Ultimately, Asnake wanted to get books into students’ hands and save them some money. But connecting the product to the people proved harder than developing an in-demand website.

Asnake found his ideal partner: The CARE Center, which thought NextDorm fit well with its mission of removing student barriers to success. Together, they landed on a free rental service rather than a marketplace. The CARE Center provided both a physical site for the program in Heggblade and a ready network of students.

By the end of last school year, the NextDorm team—Asnake, Ryan Bellissimo ’20, Kara Corley ’20, and Lincoln Bernard ’21— along with several CARE fellows, collected and registered more than 1,400 textbooks, many of them from graduating seniors and drop boxes placed on campus.

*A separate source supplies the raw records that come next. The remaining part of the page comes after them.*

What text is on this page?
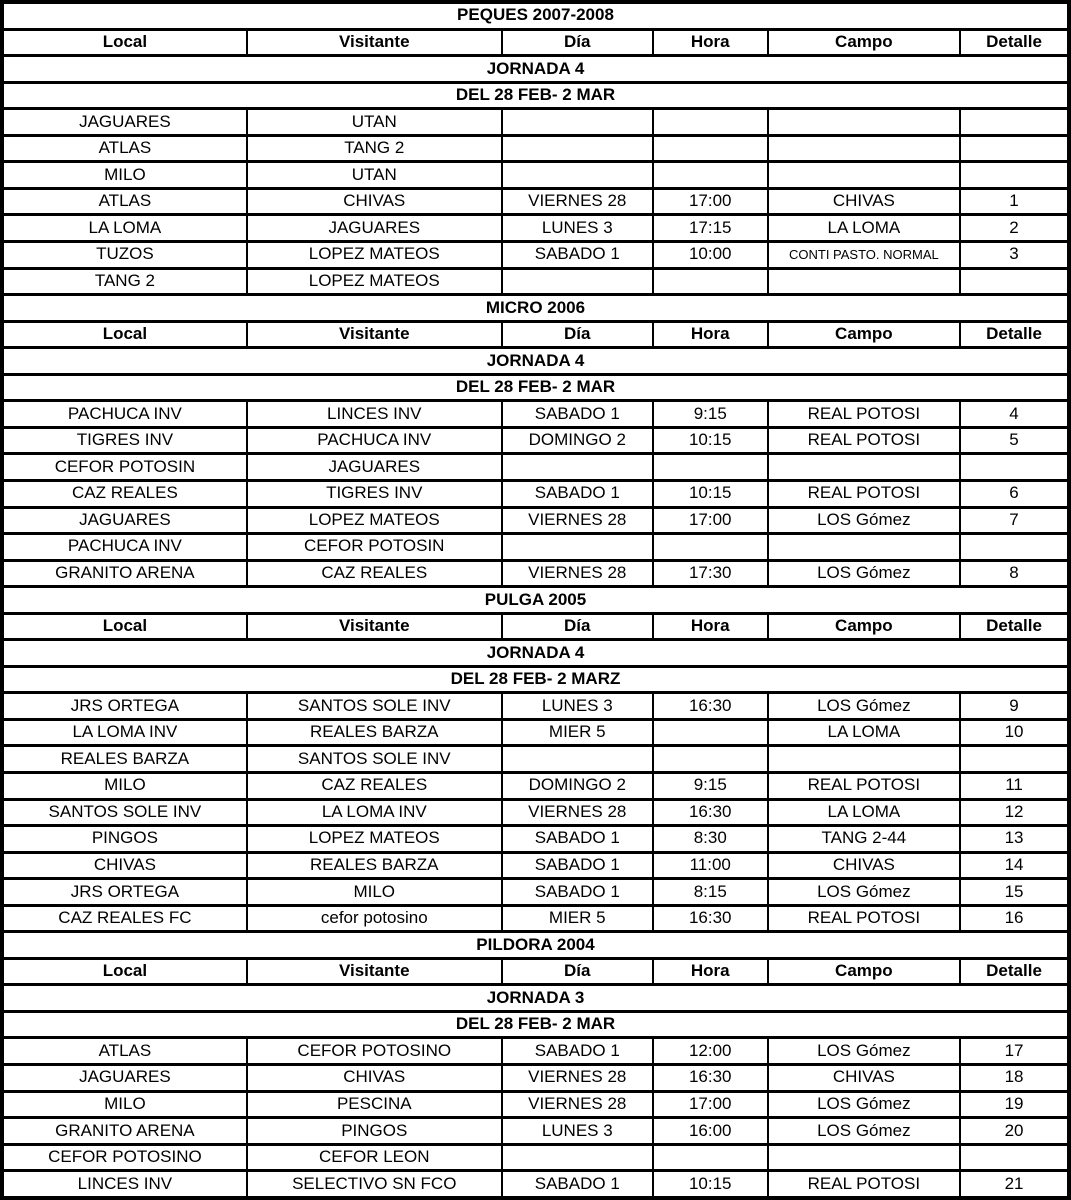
PEQUES 2007-2008					
Local	Visitante	Día	Hora	Campo	Detalle
JORNADA 4					
DEL 28 FEB- 2 MAR					
JAGUARES	UTAN				
ATLAS	TANG 2				
MILO	UTAN				
ATLAS	CHIVAS	VIERNES 28	17:00	CHIVAS	1
LA LOMA	JAGUARES	LUNES 3	17:15	LA LOMA	2
TUZOS	LOPEZ MATEOS	SABADO 1	10:00	CONTI PASTO. NORMAL	3
TANG 2	LOPEZ MATEOS				
MICRO 2006					
Local	Visitante	Día	Hora	Campo	Detalle
JORNADA 4					
DEL 28 FEB- 2 MAR					
PACHUCA INV	LINCES INV	SABADO 1	9:15	REAL POTOSI	4
TIGRES INV	PACHUCA INV	DOMINGO 2	10:15	REAL POTOSI	5
CEFOR POTOSIN	JAGUARES				
CAZ REALES	TIGRES INV	SABADO 1	10:15	REAL POTOSI	6
JAGUARES	LOPEZ MATEOS	VIERNES 28	17:00	LOS Gómez	7
PACHUCA INV	CEFOR POTOSIN				
GRANITO ARENA	CAZ REALES	VIERNES 28	17:30	LOS Gómez	8
PULGA 2005					
Local	Visitante	Día	Hora	Campo	Detalle
JORNADA 4					
DEL 28 FEB- 2 MARZ					
JRS ORTEGA	SANTOS SOLE INV	LUNES 3	16:30	LOS Gómez	9
LA LOMA INV	REALES BARZA	MIER 5		LA LOMA	10
REALES BARZA	SANTOS SOLE INV				
MILO	CAZ REALES	DOMINGO 2	9:15	REAL POTOSI	11
SANTOS SOLE INV	LA LOMA INV	VIERNES 28	16:30	LA LOMA	12
PINGOS	LOPEZ MATEOS	SABADO 1	8:30	TANG 2-44	13
CHIVAS	REALES BARZA	SABADO 1	11:00	CHIVAS	14
JRS ORTEGA	MILO	SABADO 1	8:15	LOS Gómez	15
CAZ REALES FC	cefor potosino	MIER 5	16:30	REAL POTOSI	16
PILDORA 2004					
Local	Visitante	Día	Hora	Campo	Detalle
JORNADA 3					
DEL 28 FEB- 2 MAR					
ATLAS	CEFOR POTOSINO	SABADO 1	12:00	LOS Gómez	17
JAGUARES	CHIVAS	VIERNES 28	16:30	CHIVAS	18
MILO	PESCINA	VIERNES 28	17:00	LOS Gómez	19
GRANITO ARENA	PINGOS	LUNES 3	16:00	LOS Gómez	20
CEFOR POTOSINO	CEFOR LEON				
LINCES INV	SELECTIVO SN FCO	SABADO 1	10:15	REAL POTOSI	21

On the first day of classes this fall, about 50 students lined up outside the CARE Center as it opened. Another 100-plus students dropped in throughout the day; and the crowds kept coming. This fall, 1,400 books were available, and 286 were rented. 

The program’s success “is a big deal,” said Vince Greer, Director of the CARE Center and Associate Dean of Students for Diversity, Inclusion, and Residential Life. “Everybody can benefit from cheaper textbooks.” With the average price for CMC texts to be about $70 each, Asnake estimates that students have saved more than $20,000 through NextDorm.

Asnake actually missed fall semester’s rush at the CARE Center. He is studying computer science this semester in Hungary at the Budapest University of Technology and Economics. When he returns to campus in spring, Asnake plans to develop analytics tools to measure the growth and impact of rentals across class years and determine which books are most popular.

“I knew NextDorm would be a practical project for me to apply all of the skills I had cultivated,” said Asnake, who is planning a career in software engineering and product development.

“Like CMC teaches us, you learn by doing.”